The anti-VEGF, which is applicable for the bevacizumab and atezolizumab, is 1 that happened right above that applicability at the cell membrane level. The anti-FGF activity will go 1 step higher, and this is going to be applicable, for example, for pembrolizumab and lenvatinib. By the way, I'm giving examples here, but there are many variants of the different things. At the lymphocyte level is the anti-CTLA4, which is, for example, illustrated by the tremelimumab plus durvalumab at the cell membrane level. As you can see, this kind of higher chain of command can reduce on the degeneracy as such to ensure that we have an activation of the immune activity. Of course, we're waiting for a lot of data to come up as well.

TARGETED ONCOLOGY: What are the biggest challenges that remain in this field?

Abou-Alfa: Despite all the excitement that we're hearing about new therapies, we have to remember and recognize that the biggest challenge that remains for the patients as far as what they are asking for is the needed cure. If anything, the current variation of this subject and the enhancement of survival to be more than 2 years, by all means we're very happy about, but we need to cure.

I think the component that we need to focus on is, who are the patients that are responding to therapy? Are they dependent on certain etiology? Certain ethnicity, certain specific demographics? It seems not. We looked at that, and we spoke about it multiple times. Other colleagues did discuss it as well, and we didn't see that difference. The question is in the tumor immune microenvironment. That is what we have to work on. It's time to look into the tumor immune microenvironment.

TARGETED ONCOLOGY: How do you see the field evolving over the next five years?

Abou-Alfa: The field is evolving for HCC super well, and if anything, for the first time we're seeing more interest by our young colleagues in training that are seeking an interest in HCC, and we're very excited to see that. By all means, I welcome everybody to join on those very important efforts. There were very, very few, like you can count them on 1 hand, and now there are many amazing colleagues all over the world who are interested in this disease, and we're very excited to see that. By all means, this is going to be evolving fast and steadily, and I definitely would look very positively to a further improvement in outcome for patients.

TARGETED ONCOLOGY: This month, October is Liver Cancer Awareness Month, so as we recognize how far we've come in the field, what kind of message would you like to share with your colleagues?

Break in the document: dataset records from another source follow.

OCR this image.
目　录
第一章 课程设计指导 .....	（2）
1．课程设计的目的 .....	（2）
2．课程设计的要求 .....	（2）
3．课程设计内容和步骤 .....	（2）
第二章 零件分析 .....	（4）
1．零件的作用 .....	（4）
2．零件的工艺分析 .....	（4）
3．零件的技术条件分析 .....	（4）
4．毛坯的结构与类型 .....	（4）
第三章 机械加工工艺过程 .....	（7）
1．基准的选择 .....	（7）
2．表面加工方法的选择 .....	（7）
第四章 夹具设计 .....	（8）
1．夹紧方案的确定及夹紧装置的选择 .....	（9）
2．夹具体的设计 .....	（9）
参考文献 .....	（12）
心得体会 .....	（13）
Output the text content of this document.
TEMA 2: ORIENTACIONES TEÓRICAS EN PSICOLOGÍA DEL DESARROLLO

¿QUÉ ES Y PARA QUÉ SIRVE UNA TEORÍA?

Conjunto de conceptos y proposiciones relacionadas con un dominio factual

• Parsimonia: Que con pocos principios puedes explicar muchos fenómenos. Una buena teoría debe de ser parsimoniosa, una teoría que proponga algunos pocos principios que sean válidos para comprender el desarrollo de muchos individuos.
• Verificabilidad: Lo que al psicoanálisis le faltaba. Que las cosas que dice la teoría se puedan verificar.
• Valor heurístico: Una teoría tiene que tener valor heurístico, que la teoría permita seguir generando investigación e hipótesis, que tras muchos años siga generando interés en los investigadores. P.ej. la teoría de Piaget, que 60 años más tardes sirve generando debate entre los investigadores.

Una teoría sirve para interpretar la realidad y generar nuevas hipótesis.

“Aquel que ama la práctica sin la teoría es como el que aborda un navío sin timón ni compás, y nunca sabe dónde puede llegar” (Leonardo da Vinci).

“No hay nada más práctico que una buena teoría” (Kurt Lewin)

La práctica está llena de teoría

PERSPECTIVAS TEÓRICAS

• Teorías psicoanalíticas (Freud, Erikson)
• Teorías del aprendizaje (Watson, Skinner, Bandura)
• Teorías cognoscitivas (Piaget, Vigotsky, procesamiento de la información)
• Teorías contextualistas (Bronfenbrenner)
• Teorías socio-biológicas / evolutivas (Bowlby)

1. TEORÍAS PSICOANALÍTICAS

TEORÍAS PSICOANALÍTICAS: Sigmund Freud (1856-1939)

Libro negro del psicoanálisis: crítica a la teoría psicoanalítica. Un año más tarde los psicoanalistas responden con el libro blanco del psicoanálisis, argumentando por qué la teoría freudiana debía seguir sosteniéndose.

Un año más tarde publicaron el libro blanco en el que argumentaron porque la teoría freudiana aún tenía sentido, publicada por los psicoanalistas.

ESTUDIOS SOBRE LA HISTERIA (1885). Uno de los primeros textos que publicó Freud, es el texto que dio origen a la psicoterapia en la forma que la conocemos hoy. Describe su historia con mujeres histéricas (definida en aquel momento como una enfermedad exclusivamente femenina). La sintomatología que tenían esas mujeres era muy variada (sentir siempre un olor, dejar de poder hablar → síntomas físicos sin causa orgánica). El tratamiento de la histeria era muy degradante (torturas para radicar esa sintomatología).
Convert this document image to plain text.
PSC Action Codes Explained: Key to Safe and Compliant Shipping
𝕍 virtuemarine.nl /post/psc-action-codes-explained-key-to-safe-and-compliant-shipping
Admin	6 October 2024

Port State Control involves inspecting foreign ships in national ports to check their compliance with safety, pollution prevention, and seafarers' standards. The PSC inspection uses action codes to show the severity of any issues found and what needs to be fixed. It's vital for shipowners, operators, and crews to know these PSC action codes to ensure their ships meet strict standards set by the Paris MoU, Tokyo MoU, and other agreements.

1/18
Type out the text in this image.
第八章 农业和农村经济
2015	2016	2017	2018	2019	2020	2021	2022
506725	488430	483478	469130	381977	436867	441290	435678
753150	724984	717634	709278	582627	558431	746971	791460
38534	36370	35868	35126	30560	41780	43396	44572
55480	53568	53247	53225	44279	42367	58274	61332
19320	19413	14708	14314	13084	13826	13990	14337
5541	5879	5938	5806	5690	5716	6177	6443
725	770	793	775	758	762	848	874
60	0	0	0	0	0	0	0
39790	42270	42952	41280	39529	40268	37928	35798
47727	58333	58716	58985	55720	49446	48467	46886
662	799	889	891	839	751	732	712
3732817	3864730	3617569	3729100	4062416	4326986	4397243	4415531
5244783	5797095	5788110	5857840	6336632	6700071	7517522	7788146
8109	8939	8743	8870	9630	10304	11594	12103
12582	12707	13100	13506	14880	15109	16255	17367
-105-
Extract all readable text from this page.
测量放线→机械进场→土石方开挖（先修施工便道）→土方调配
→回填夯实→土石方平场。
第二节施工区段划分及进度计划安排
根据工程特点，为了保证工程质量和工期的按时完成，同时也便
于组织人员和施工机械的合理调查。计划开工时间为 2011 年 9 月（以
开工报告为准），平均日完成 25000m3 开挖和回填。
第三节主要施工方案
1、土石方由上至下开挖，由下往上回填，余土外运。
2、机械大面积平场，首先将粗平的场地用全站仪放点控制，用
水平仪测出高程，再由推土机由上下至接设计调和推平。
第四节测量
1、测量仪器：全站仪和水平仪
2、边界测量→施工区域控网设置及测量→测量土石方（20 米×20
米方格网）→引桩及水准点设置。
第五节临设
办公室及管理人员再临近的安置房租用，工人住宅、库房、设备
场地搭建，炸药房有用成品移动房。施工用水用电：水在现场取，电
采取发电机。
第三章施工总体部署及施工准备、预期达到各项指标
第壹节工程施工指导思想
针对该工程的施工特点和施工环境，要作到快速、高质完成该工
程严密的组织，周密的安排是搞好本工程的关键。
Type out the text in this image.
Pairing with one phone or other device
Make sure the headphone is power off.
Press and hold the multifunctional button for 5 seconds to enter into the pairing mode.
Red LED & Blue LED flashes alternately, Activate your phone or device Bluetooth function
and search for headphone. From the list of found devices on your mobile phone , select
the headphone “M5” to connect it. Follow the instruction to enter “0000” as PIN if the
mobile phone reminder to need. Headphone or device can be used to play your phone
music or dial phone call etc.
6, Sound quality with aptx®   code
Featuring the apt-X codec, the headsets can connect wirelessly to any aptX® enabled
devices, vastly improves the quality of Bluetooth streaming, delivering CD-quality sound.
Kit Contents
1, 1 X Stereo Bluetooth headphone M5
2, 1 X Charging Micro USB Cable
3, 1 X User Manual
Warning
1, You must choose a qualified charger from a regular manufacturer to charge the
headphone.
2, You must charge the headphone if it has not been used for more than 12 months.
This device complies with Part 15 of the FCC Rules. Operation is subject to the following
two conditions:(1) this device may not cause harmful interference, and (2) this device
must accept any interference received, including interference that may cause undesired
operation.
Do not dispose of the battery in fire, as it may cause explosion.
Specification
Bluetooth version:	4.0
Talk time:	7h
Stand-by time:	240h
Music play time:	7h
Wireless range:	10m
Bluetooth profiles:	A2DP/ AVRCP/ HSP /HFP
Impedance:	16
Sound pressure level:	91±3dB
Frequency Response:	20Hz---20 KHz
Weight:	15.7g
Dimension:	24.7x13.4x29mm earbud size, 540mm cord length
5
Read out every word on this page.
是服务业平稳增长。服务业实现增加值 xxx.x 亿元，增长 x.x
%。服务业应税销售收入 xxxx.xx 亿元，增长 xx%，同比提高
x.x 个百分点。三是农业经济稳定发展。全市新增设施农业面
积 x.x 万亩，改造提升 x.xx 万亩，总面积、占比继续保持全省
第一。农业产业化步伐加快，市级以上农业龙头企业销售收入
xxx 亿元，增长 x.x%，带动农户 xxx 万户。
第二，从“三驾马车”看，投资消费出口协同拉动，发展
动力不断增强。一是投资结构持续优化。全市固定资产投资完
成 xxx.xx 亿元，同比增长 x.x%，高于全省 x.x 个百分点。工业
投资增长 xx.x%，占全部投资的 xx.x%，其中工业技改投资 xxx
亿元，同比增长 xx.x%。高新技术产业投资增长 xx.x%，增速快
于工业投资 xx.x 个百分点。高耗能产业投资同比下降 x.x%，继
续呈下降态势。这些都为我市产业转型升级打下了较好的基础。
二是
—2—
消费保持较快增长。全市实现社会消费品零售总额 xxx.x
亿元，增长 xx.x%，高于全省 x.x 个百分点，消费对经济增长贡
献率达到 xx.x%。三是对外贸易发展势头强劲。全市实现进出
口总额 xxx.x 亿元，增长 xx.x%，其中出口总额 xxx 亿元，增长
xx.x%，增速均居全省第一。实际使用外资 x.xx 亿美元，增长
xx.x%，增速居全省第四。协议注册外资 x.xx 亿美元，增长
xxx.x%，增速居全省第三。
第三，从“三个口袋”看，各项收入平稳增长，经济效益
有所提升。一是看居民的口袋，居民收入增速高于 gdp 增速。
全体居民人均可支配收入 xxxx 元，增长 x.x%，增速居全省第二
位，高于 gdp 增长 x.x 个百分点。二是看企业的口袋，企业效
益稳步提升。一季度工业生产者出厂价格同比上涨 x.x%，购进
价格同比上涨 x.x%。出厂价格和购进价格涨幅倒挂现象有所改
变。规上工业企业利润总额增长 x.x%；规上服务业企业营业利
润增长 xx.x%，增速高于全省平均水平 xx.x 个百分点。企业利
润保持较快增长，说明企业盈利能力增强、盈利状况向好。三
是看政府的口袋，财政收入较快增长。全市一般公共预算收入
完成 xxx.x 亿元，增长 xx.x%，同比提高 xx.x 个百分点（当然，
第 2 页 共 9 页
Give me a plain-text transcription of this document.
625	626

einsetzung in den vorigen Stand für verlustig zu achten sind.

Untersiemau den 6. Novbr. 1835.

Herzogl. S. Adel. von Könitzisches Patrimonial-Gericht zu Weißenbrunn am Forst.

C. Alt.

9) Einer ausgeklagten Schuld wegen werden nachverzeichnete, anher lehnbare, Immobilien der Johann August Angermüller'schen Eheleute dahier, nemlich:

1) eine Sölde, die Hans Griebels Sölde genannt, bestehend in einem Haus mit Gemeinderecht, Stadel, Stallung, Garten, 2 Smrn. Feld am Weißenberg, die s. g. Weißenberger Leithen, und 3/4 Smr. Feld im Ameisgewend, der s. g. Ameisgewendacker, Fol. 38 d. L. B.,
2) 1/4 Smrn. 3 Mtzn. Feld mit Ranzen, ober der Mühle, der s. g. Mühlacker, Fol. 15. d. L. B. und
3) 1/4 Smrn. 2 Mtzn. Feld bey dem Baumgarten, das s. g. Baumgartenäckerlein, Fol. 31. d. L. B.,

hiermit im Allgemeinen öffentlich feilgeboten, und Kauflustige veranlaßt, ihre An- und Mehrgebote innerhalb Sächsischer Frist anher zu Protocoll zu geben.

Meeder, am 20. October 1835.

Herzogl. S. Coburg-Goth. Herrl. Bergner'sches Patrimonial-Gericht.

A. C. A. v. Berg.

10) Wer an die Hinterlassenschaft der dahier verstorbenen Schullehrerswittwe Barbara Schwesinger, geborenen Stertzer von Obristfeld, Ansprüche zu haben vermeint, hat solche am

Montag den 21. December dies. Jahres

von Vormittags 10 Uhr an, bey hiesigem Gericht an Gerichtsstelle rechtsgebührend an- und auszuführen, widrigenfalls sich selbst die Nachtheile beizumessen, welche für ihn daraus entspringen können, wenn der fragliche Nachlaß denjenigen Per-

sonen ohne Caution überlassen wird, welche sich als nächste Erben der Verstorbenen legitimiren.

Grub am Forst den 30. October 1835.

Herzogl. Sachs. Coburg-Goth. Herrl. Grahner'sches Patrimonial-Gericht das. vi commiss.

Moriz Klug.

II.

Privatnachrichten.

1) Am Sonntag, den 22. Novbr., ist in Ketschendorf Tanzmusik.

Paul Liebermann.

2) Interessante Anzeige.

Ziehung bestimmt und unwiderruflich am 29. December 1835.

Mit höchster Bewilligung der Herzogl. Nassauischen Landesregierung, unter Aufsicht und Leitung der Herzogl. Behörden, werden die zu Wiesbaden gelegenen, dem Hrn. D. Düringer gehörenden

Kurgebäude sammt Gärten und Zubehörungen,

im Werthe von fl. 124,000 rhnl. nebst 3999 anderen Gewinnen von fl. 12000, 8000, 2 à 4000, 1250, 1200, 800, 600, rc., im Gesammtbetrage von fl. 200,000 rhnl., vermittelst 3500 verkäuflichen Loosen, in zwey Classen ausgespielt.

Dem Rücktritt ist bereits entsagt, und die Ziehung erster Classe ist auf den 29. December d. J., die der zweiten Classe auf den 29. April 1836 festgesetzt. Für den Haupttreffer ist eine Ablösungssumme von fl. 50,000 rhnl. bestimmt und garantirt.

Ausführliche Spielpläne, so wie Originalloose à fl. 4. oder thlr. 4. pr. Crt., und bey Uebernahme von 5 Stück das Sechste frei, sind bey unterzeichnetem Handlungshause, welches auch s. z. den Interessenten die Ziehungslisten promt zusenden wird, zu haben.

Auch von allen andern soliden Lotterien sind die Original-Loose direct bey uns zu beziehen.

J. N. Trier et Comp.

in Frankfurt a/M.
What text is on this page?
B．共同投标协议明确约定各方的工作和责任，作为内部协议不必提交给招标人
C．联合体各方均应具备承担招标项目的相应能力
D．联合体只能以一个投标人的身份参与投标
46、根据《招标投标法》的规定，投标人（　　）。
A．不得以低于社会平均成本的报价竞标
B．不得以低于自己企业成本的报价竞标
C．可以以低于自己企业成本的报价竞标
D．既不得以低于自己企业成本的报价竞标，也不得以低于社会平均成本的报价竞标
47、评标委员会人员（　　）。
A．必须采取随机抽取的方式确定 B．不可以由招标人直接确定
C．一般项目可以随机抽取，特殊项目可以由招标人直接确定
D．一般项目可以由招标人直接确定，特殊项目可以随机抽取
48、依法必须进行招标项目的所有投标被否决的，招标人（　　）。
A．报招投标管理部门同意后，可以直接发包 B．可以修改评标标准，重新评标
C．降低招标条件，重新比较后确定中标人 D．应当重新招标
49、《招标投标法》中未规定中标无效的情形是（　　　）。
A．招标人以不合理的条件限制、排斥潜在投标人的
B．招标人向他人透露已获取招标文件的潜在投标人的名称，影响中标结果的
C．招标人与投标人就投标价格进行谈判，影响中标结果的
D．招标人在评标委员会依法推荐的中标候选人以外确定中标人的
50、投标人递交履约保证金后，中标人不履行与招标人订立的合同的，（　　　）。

Abou-Alfa: October is Liver Cancer Awareness Month. It's most important to remember that because sadly, sometimes it's forgotten. We have to remember and recognize that any of us can be at risk for liver cancer. It has happened because of different etiologies, as we all know. The 4 drivers of them is Hepatitis B, although thankfully, immunization is definitely trying to reduce on that incidence but nonetheless, we know very well that in many parts of the world immunization is not yet available; Hepatitis C, despite that we have the advent of therapy for this, anyone who had this might develop HCC because of the lack of benefit or at the same time necessarily have available therapy; alcohol remains readily present and relevant to development of HCC, maybe to a lesser extent with regard to the regular age group, but definitely we're seeing it at younger age group, which is very concerning and very scary; and lastly, non-alcoholic fatty liver disease, morbid obesity and diabetes, which, sadly, are things that we're very concerned in our community about.

We have to recognize, as I mentioned, that all of us are prone to any of those, and as such, we have to be very open and very cognizant and make sure we're very supportive for our patients. They are not really a certain exceptional rarity. They are living among us, and they are us.